PITANGAS - Embora a mera ideia de um casamento de princesa pareça não fazer o menor sentido no mundo contemporâneo, na prática o comportamento da audiência global parece dizer exatamente o contrário. Tudo o que se refere à vida do casal é sucesso de venda e público. O ar de cerimônia ritualística e de sonhos parece impregnar todas as abordagens na imprensa, mesmo quando se sabe que os noivos já moravam juntos há tanto tempo que os tablóides ingleses ironizavam a moça chamando-a de Waity Kate (a paciente Kate), numa insinuação de que William iria enrolá-la o resto da vida sem casamento. Na prática, o espaço dado pela mídia do mundo a Kate desenha-se como um dos mais desafiantes fardos para quem, cerca de três décadas depois, é colocada, querendo ou não, no lugar de um dos ícones de comunicação de massa mais registrados do século XX, Lady Diana, que, até a morte (em um acidente de trânsito, em Paris), foi literalmente submetida à perseguição inclemente dos fotógrafos.
Sobre a tão discutida e (mal)diagnosticada relação entre Diana e a mídia, em todos os seus formatos, vale dizer que, nessa história, embora aqueles que a mitificam e preferem emoldurá-la como vítima e mártir dos paparazzi digam o contrário, não há santinhos nem demônios. Se a imprensa cor de rosa ou marrom importunava a doce Lady Di, ela, por sua vez, não se fez de rogada e soube usá-la muito bem, e como ninguém das hostes da realeza havia feito até então, para vingar-se daqueles que ela aparentemente considerava seus algozes verdadeiros: a rainha ranzinha Elizabeth II, que nunca tolerou uma nora tão dada às lentes e câmeras, o marido feioso, rabugento, anti-carismático e adúltero e a amante dele, Camila. Foi através dessa imprensa (a dos tablóides e dos programas de TV voltados para a vida das celebridades) que a infeliz, bela e fashionista falecida sogra de Kate chorou as pitangas que o resto do mundo prefere crer que as cinderelas reais não têm.

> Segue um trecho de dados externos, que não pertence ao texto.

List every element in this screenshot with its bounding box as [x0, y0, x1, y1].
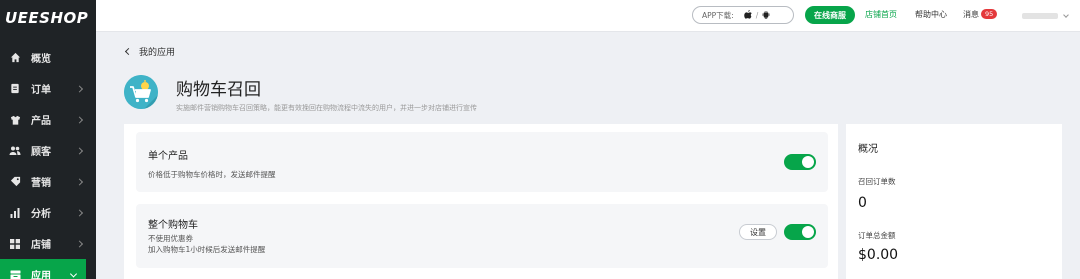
whole-cart-toggle[interactable]	[784, 224, 816, 240]
messages-link[interactable]: 消息 95	[963, 9, 998, 20]
sidebar-item-customers[interactable]: 顾客	[0, 135, 96, 166]
single-product-toggle[interactable]	[784, 154, 816, 170]
overview-title: 概况	[858, 144, 878, 155]
app-divider: /	[755, 10, 759, 20]
app-icon	[9, 269, 21, 279]
user-menu[interactable]	[1022, 13, 1058, 19]
back-arrow-icon[interactable]	[124, 47, 133, 56]
store-grid-icon	[9, 238, 21, 250]
recalled-orders-label: 召回订单数	[858, 177, 896, 186]
app-download-label: APP下载:	[702, 10, 734, 20]
online-store-button[interactable]: 在线商服	[805, 6, 855, 24]
cart-recall-app-icon	[124, 75, 158, 109]
order-icon	[9, 83, 21, 95]
sidebar-item-apps[interactable]: 应用	[0, 259, 86, 279]
setting-description: 价格低于购物车价格时，发送邮件提醒	[148, 170, 276, 179]
chevron-right-icon	[75, 177, 84, 186]
help-center-link[interactable]: 帮助中心	[915, 9, 947, 20]
sidebar-item-analytics[interactable]: 分析	[0, 197, 96, 228]
overview-card: 概况 召回订单数 0 订单总金额 $0.00	[846, 124, 1062, 279]
shop-home-link[interactable]: 店铺首页	[865, 9, 897, 20]
chevron-right-icon	[75, 115, 84, 124]
settings-card: 单个产品 价格低于购物车价格时，发送邮件提醒 整个购物车 不使用优惠券 加入购物…	[124, 124, 838, 279]
product-icon	[9, 114, 21, 126]
tag-icon	[9, 176, 21, 188]
app-download[interactable]: APP下载: /	[692, 6, 794, 24]
cart-settings-button[interactable]: 设置	[739, 224, 777, 240]
messages-count-badge: 95	[981, 9, 998, 19]
sidebar-item-label: 产品	[31, 116, 51, 127]
page-title: 购物车召回	[176, 80, 261, 100]
chevron-right-icon	[75, 146, 84, 155]
sidebar-item-label: 订单	[31, 85, 51, 96]
sidebar: UEESHOP 概览 订单 产品 顾客 营销 分析 店铺 应用	[0, 0, 96, 279]
chevron-right-icon	[75, 239, 84, 248]
setting-row-whole-cart: 整个购物车 不使用优惠券 加入购物车1小时候后发送邮件提醒 设置	[136, 204, 828, 268]
sidebar-item-label: 店铺	[31, 240, 51, 251]
page-description: 实施邮件营销购物车召回策略，能更有效挽回在购物流程中流失的用户，并进一步对店铺进…	[176, 104, 477, 112]
sidebar-item-label: 应用	[31, 271, 51, 279]
chevron-down-icon	[69, 269, 78, 278]
sidebar-item-label: 营销	[31, 178, 51, 189]
sidebar-item-label: 分析	[31, 209, 51, 220]
order-total-label: 订单总金额	[858, 231, 896, 240]
sidebar-item-orders[interactable]: 订单	[0, 73, 96, 104]
breadcrumb-back-label[interactable]: 我的应用	[139, 45, 175, 58]
brand-logo-text: UEESHOP	[5, 9, 89, 27]
setting-title: 整个购物车	[148, 220, 198, 231]
setting-description: 不使用优惠券	[148, 234, 193, 243]
setting-title: 单个产品	[148, 151, 188, 162]
sidebar-item-products[interactable]: 产品	[0, 104, 96, 135]
sidebar-item-label: 概览	[31, 54, 51, 65]
chevron-down-icon[interactable]	[1063, 12, 1069, 18]
home-icon	[9, 52, 21, 64]
chevron-right-icon	[75, 84, 84, 93]
sidebar-nav: 概览 订单 产品 顾客 营销 分析 店铺 应用	[0, 42, 96, 279]
recalled-orders-value: 0	[858, 195, 867, 211]
order-total-value: $0.00	[858, 247, 899, 263]
setting-row-single-product: 单个产品 价格低于购物车价格时，发送邮件提醒	[136, 132, 828, 192]
setting-description: 加入购物车1小时候后发送邮件提醒	[148, 245, 266, 254]
customers-icon	[9, 145, 21, 157]
sidebar-item-store[interactable]: 店铺	[0, 228, 96, 259]
sidebar-item-overview[interactable]: 概览	[0, 42, 96, 73]
chevron-right-icon	[75, 208, 84, 217]
apple-icon[interactable]	[743, 9, 752, 21]
android-icon[interactable]	[762, 10, 770, 21]
breadcrumb[interactable]: 我的应用	[124, 45, 175, 58]
sidebar-item-label: 顾客	[31, 147, 51, 158]
brand-logo[interactable]: UEESHOP	[0, 0, 96, 36]
bar-chart-icon	[9, 207, 21, 219]
messages-label: 消息	[963, 10, 979, 19]
top-bar: APP下载: / 在线商服 店铺首页 帮助中心 消息 95	[96, 0, 1080, 32]
sidebar-item-marketing[interactable]: 营销	[0, 166, 96, 197]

CAVALOS - Quanto à Kate, em um mundo em que o exagero e o gozo da felicidade explicitada parecem ser todo o tempo exigidos das pessoas que caem no encanto da indústria de celebridades, o desafio é aliar essa personagem de referência em moda, beleza, comportamento e atitude que a mídia do mundo já grudou nela à contenção e ao comedimento que a realeza inglesa cobra dos seus. Em um contexto onde se tem, de um lado, os tablóides ingleses inclementes e, de outro, nos domínios de Buckingham, os rigores da rainha-mãe (que Diana preferiria chamar de má), ser feliz para sempre, o mantra dos contos que nomeia o destino das princesas após o casamento, é algo muito mais improvável do que aquilo que se espera dos quatro cavalos que conduzirão a carruagem dos recém-casados pelas ruas de Londres, entre a Abadia e o Palácio. Há meses os pobres-ricos bichos vem sendo adestrados para tirar de letra os barulhos da multidão estimada em um milhão de pessoas entre as quais os equinos reais terão que passar.